Create an error diagnostics.

classmethod create_warning(
msg: str,
*,
detail: str | None,
location: Location | None,
path: tuple[str, ...] | None,
) Self

Create a warning diagnostics.

classmethod from_exception(
exc: Exception,
*,
summary: str,
location: Location | None,
path: tuple[str, ...] | None,
explanation: str | None,
) Self

Create diagnostics from an exception.

Parameters:
  • exc – exception to create diagnostics from

  • summary – short summary of the error

  • location – optional location in the source code where the error occurred

  • path – optional path to relevant property in databricks.yml

  • explanation – optional explanation to add to the details

class Diagnostic
severity: Severity

Severity of the diagnostics item.

summary: str

Short summary of the error or warning.

detail: str | None = None

Explanation of the error or warning.

path: tuple[str, ...] | None = None

Path in databricks.yml where the error or warning occurred.

location: Location | None = None

Source code location where the error or warning occurred.

as_dict() dict
class Location
file: str
line: int | None = None
column: int | None = None
static from_callable(
fn: Callable,
) Location | None

Capture location of callable. This is useful for creating diagnostics of decorated functions.

static from_stack_frame(
depth: int = 0,
) Location

Capture location of the caller

as_dict() dict
class Severity
WARNING = 'warning'
ERROR = 'error'
class T

TypeVar for variable value

Methods

core.load_resources_from_current_package_module() Resources

Load resources from all submodules of the current package module.

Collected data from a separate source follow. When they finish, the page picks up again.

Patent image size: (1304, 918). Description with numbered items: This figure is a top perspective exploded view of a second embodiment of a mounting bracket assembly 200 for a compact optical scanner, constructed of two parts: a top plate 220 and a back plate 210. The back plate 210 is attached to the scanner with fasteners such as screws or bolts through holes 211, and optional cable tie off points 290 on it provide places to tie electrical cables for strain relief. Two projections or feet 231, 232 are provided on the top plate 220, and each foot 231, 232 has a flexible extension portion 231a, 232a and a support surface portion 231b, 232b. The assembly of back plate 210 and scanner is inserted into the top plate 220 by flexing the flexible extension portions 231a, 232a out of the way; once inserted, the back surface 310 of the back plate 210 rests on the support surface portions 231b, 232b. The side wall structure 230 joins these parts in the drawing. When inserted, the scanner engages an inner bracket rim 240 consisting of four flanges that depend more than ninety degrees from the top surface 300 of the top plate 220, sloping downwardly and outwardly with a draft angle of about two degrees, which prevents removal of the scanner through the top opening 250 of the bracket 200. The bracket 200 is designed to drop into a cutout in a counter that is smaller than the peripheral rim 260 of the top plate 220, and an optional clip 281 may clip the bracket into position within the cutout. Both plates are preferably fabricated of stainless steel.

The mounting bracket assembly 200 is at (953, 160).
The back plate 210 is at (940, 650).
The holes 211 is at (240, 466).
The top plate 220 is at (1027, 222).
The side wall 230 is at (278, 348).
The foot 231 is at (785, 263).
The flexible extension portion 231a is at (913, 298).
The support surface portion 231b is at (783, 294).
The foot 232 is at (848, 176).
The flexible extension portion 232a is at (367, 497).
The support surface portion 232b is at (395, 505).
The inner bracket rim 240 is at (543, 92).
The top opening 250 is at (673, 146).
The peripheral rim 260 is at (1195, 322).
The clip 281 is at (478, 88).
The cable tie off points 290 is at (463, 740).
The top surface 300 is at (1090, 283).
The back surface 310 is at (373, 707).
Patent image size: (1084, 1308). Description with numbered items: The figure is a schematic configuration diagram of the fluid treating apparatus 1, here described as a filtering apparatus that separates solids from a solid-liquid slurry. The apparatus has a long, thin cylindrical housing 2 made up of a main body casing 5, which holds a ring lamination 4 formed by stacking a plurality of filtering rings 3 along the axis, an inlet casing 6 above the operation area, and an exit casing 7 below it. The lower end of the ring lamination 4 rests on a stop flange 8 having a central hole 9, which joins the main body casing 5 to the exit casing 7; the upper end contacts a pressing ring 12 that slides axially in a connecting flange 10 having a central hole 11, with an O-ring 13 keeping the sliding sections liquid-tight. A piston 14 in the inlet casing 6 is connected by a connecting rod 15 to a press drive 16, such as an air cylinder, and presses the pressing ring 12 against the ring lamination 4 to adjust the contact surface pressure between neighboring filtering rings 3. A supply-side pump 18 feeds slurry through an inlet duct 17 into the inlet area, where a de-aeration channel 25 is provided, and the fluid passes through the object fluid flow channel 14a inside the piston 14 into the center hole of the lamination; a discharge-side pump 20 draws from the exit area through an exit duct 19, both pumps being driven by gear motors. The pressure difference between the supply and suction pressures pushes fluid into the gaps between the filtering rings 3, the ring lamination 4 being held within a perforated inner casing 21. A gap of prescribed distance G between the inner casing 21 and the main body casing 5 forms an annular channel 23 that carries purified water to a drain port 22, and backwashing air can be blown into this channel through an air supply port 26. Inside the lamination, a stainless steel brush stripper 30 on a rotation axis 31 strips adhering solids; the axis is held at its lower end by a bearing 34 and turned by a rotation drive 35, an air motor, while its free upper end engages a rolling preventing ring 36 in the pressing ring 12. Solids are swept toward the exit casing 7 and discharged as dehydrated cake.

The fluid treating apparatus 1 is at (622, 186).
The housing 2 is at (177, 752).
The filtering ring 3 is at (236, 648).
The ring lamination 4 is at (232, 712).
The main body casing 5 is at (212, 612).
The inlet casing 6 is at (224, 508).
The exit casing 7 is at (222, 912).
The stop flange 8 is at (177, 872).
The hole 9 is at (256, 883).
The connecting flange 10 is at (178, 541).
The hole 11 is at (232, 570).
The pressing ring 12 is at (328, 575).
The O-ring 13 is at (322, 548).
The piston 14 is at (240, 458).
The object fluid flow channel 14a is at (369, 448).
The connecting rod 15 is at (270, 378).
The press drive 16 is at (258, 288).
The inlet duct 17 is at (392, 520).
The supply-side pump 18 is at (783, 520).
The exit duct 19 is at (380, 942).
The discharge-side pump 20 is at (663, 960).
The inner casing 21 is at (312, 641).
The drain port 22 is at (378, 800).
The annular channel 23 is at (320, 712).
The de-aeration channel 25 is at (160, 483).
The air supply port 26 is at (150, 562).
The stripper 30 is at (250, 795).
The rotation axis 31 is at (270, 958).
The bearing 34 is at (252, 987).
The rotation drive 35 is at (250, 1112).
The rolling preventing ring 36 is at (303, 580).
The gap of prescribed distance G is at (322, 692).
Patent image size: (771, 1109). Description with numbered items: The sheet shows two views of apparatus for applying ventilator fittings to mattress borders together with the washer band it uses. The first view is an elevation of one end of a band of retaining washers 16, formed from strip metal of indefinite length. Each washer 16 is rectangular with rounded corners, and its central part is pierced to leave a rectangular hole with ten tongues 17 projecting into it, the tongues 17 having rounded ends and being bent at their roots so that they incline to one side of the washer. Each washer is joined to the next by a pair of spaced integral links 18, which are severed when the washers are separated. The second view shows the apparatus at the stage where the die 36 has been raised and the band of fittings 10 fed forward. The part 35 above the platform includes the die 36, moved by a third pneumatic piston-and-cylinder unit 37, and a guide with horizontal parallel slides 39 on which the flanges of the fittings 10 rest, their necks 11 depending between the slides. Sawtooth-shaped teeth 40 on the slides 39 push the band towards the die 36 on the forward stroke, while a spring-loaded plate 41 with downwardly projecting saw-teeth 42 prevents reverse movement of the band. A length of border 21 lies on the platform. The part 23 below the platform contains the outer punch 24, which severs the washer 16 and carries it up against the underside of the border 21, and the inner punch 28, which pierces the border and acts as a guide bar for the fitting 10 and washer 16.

core.load_resources_from_module(
module: ModuleType,
) Resources

Load resources from the given module.

For recursive loading of resources from submodules, use load_resources_from_package_module.

Parameters:

module – module to load resources from

core.load_resources_from_modules(
modules: Iterable[ModuleType],
) Resources

Load resources from the given modules.

For recursive loading of resources from submodules, use load_resources_from_package_module.

Parameters:

modules – list of modules to load resources from

core.load_resources_from_package_module(
package_module: ModuleType,
) Resources

Load resources from all submodules of the given package module.

Parameters:

package_module – package module to load resources from

Decorators

@job_mutator(
function: Callable[[Bundle, Job], Job],
) ResourceMutator[Job]
@variables(
cls: type[_T],
) type[_T]

A decorator that initializes each annotated attribute in a class with Variable type. Variables are initialized with a path that corresponds to the attribute name. Variables should specify their type, or else they will be treated as Any. Complex types like data classes, lists or dictionaries are supported.

For example, if your databricks.yml file contains:

variables:
  warehouse_id:
    description: Warehouse ID for SQL tasks
    default: ...

You can define a class with a warehouse_id attribute:

@variables
class MyVariables:
  warehouse_id: Variable[str] # ${var.warehouse_id}

And later use it in your code as MyVariables.warehouse_id.

For accessing bundle variable values, see Bundle.resolve_variable().